Storage and Handling
Both are supplied as lyophilized powder, stored at -20 °C and protected from light. The freeze-dried solid is the stable reference form for each; once reconstituted with a solvent appropriate to the protocol, common laboratory practice for both is to divide the stock into single-use aliquots and minimize freeze–thaw cycles. Reconstitution solvent, working concentration, and storage of any prepared solution are determined by the researcher against the requirements of the specific experiment — see cold-chain and -20 °C storage.
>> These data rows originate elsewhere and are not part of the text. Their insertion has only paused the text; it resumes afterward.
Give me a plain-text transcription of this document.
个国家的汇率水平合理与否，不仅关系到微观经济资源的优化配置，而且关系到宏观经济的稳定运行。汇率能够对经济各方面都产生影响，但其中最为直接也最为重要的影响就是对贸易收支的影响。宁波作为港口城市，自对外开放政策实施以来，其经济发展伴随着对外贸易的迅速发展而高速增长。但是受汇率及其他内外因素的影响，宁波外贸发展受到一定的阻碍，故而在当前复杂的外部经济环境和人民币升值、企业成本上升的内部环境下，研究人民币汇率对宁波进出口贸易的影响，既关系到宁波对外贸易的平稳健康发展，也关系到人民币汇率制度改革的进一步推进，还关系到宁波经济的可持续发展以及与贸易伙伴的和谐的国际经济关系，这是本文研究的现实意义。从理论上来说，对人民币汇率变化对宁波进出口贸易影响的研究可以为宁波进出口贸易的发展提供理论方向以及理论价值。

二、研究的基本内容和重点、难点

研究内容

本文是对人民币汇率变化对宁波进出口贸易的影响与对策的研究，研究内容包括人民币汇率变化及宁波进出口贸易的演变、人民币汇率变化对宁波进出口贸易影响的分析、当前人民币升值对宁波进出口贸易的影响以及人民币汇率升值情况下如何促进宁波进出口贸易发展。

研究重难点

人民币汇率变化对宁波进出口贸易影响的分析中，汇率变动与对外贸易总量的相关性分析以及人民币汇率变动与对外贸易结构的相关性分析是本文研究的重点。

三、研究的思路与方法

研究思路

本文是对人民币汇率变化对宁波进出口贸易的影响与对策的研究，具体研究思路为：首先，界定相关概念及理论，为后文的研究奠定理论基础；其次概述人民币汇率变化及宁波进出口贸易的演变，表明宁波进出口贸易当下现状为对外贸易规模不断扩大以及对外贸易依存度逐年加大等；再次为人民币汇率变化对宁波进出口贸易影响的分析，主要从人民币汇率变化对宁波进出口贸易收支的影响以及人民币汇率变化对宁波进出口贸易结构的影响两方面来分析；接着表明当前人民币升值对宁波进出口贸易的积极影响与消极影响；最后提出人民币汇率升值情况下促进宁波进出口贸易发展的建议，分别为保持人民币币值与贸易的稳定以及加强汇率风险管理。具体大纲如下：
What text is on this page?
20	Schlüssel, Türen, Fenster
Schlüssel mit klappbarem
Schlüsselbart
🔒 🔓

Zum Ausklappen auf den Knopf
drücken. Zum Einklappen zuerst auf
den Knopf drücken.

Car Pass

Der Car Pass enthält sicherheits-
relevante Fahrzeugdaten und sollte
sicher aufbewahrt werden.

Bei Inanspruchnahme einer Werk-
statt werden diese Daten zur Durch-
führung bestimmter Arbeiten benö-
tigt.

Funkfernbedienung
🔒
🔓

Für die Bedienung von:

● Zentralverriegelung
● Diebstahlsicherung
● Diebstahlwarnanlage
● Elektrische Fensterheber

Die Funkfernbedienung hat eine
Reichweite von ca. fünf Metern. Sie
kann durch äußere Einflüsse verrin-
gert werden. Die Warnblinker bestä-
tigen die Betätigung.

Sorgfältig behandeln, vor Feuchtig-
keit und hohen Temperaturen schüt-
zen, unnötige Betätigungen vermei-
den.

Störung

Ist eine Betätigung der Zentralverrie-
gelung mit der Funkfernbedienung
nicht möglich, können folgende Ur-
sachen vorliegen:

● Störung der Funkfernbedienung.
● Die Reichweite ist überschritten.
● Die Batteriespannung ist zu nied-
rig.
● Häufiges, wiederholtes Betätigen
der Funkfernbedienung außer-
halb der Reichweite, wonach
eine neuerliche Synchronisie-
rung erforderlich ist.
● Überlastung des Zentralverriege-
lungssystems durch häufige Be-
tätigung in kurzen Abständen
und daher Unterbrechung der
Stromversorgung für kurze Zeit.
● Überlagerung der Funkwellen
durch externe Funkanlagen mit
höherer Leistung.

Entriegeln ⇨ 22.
What This Comparison Does and Does Not Establish
This is a structural and documentation reference. It does not, on its own, establish any of the following:
- That either compound is more effective, more suitable, or preferable to the other — no effect or activity is claimed for either, so no such comparison is possible or intended.
- Any biological effect, activity, or outcome for either material — none is claimed or implied. Receptor-class descriptors are structural categories, not statements of effect.
- That either material is appropriate for a specific research workflow — suitability is a laboratory determination made against institutional SOPs.
- Fitness for human or veterinary use, diagnosis, treatment, or consumption. Both are supplied for laboratory research use only.
Key Takeaways
- GLP2-T and GLP3-RT are both 39-residue synthetic peptides in the incretin-mimetic class; they differ in composition and receptor-target classification, not chain length.
- GLP2-T is ~4813.5 Da (dual GIP/GLP-1 co-agonist); GLP3-RT is ~5765.5 Da (triple GIP/GLP-1/glucagon tri-agonist).
- Both are proprietary preparations, so the lot-specific COA is the authoritative specification rather than a published datasheet.
- This reference compares molecules and records only. No effect, activity, or superiority is claimed or implied for either.